Le Roi des bas-fonds était sur son trône - un fauteuil doublé de cuir, aux larges accoudoirs rembourrés, fiché derrière un immense bureau où traînaient paresseusement des dossiers entassés là depuis trois semaines, pour certains.
La paperasse. Ce truc de fonctionnaire. Des choses qu'ils n'aimaient pas - l'hypocrisie, la bureaucratie, la diplomatie, le clientélisme, et toutes ces choses de l'Etat qui brident la liberté - il s'était fait des armes puissantes qui se retournaient contre leurs créateurs. Les hommes étaient désespérément faillibles, et il eut suffit d'arroser une seule fois la bonne personne avec une somme d'argent conséquente pour bloquer tout un processus législatif, judiciaire ou militaire. Si la personne éprouvait un peu de morale, il suffisait d'agiter quelques menaces devant ses yeux, le chantage aux sales petits secrets, votre femme serait-elle au courant de vos penchants pour les hommes ? Voyons, ça doit rester entre nous, nous sommes des gens de secrets, prenez cet or et faites ce que je vous dis. Quant aux documents, c'était son petit génie, prince des maths et de la plume, Isaac, seul ami en ce monde de brute, qui faisait le travail. Doté d'une mémoire hors norme et d'une vitesse de réflexion sans égal, cet esprit scientifique et froid était le lieutenant-secrétaire-comptable-assistant idéal.

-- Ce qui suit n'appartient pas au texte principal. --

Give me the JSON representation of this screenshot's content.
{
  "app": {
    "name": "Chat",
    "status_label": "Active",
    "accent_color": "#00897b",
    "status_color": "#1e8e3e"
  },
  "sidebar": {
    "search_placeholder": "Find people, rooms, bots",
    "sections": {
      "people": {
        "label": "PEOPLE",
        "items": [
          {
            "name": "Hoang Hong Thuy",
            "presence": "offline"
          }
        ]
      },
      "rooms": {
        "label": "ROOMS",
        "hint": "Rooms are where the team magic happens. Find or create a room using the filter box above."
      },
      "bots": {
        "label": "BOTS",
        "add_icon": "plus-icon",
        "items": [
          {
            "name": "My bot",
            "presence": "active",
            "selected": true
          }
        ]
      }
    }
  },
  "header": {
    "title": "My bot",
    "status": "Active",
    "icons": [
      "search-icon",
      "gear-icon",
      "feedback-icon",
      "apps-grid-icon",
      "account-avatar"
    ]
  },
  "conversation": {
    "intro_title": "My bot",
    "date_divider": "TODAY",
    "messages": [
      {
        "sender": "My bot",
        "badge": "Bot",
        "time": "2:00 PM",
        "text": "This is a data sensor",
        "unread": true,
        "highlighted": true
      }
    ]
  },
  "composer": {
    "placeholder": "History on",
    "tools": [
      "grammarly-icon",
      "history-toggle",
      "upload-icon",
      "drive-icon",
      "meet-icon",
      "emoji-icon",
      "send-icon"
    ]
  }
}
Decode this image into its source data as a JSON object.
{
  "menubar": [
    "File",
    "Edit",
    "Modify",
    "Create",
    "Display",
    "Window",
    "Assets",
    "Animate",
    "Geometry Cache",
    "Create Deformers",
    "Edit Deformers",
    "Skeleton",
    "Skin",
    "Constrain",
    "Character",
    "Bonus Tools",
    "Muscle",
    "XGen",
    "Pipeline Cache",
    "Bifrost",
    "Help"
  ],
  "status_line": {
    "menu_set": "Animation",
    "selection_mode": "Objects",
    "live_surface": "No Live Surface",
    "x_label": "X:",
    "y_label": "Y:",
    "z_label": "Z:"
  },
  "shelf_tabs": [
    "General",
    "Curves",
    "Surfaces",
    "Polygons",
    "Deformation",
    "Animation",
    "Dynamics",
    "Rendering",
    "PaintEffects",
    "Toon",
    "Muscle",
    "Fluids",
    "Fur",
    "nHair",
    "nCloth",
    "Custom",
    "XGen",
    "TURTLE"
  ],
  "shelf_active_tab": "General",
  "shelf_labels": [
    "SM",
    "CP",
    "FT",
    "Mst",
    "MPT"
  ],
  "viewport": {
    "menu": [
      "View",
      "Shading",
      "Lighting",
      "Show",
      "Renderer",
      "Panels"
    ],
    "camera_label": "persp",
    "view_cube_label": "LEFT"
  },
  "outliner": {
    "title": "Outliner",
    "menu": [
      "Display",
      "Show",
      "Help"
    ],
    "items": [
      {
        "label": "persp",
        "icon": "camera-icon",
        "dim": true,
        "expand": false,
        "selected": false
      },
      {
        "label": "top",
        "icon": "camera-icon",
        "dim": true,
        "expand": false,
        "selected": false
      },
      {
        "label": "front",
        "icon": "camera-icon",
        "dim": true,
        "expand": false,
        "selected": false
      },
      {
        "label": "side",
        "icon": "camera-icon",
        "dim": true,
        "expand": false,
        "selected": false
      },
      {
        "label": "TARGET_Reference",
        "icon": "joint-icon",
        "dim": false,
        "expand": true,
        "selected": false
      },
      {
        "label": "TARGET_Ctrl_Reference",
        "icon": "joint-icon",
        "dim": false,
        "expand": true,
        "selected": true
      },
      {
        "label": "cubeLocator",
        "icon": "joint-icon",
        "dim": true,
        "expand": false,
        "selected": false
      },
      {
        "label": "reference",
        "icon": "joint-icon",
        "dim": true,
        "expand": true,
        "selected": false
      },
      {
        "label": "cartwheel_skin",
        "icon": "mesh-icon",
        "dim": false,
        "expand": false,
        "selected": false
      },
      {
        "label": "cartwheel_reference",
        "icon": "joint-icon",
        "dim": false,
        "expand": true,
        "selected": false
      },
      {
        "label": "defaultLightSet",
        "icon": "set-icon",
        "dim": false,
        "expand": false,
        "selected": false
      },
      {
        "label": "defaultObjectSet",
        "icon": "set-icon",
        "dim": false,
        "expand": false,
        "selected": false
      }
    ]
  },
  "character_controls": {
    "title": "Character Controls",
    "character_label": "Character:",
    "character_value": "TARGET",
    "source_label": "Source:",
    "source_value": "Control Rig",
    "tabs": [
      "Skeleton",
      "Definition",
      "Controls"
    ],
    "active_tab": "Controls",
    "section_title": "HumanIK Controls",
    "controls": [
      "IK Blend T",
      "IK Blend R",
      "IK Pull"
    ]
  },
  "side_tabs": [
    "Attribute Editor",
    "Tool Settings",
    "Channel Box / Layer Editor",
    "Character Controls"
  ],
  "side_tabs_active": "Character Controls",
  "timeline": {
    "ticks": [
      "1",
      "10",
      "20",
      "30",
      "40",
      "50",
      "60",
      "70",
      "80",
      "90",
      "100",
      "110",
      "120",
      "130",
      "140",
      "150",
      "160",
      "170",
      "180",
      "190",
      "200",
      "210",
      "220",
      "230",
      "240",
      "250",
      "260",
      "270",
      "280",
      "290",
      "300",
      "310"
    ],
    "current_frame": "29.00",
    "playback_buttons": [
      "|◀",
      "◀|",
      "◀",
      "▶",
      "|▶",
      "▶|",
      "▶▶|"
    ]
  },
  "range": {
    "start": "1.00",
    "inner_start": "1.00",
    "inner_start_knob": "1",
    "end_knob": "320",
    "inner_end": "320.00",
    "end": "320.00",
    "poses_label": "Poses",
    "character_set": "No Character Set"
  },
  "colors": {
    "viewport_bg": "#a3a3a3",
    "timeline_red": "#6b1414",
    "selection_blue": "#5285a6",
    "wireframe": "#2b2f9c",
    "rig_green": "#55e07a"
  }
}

Tout était noté, copié, mémorisé, stocké, et brandi à l'administration quand il le fallait, ou utilisé auprès de personnes privées pour prendre un ascendant.
Le savoir, c'est le pouvoir.
Ce qui faisait de lui l'un des hommes les plus puissants de Nexus. Peu importe les rangs et les grades : les informations compromettantes et l'argent le rendaient au-dessus de tout, y compris des lois de Nexus. Quelques fois, il était passé devant les cours de justice ; chaque fois, il était reparti libre.
Le roi, donc, était sur son trône... et rendait justice. En face de lui, un noble et un marchand de Nexus. Derrière eux, un esclave chacun. Les hommes se querellaient pour une histoire d'argent, transaction dont Law avait été l'intermédiaire. Plutôt que de s'adresser aux tribunaux des hommes, c'est à sa juridiction qu'ils se sont soumis. Pendant qu'il les écoute se disputer, Isaac, debout à ses côtés, griffonne sur un papier qu'il lui tend.
"Tu en rêvais, que les princes de Nexus viennent se plier à ton jugement de leur plein gré".
Il sourit, jette le papier à la cheminée après l'avoir mis en boule, et lève autoritairement la main pour faire taire les deux hommes.
Le Roi s'apprête à prononcer les sentences.
Le noble et le marchand se taisent.
Le Pouvoir...
Le noble était parti en premier, plus ravi que l'autre puisqu'il avait été favorisé. Pour garder la fidélité du commerçant, il lui donnait aussitôt des garanties futures. On les baisera, ces pourris, un jour, baratin habituel qui rassurera le marchand, repartant avec la promesse de faire de nouvelles affaires futures avec Law.
C'est donc après cet interlude d'orgueil que Law laissait sa tête tomber sur son plan de travail, gromellant sa fatigue et sa faim.
-À bouffer.
-Une esclave pour accompagner ça ?
-Flemme. Un thé suffira.
À l'étage du dessous, une agitation sans borne saisissait le casino. Un gros joueur venait de casser la banque, et pris d'une frénésie de victoire, il jetait un par un ses jetons en riant dans une foule qui tendait les bras. Les serveuses peinaient à circuler sans renverser mais, professionnelles, gardaient le sourire. L'une d'elle, passant à côté d'un bar, se faisait attraper par un client qui cherchait à la peloter. Le barman commence à s'opposer, mais l'employée l'arrête immédiatement.
-Chou... tu veux consommer de la chair fraîche ? Il y a des salles au fond avec des filles rien que pour toi. Moi, je sert juste à mettre en appétit... lâche-moi s'il te plaît.
Elle s'écartait en forçant un peu et repartait avec un petit sourire aguicheur. Elle lâchera un "connard" murmuré une fois éloigné.
Bref. Ce soir encore, le Boss de la mafia, seigneur du crime à Nexus, allait se faire un max de blé.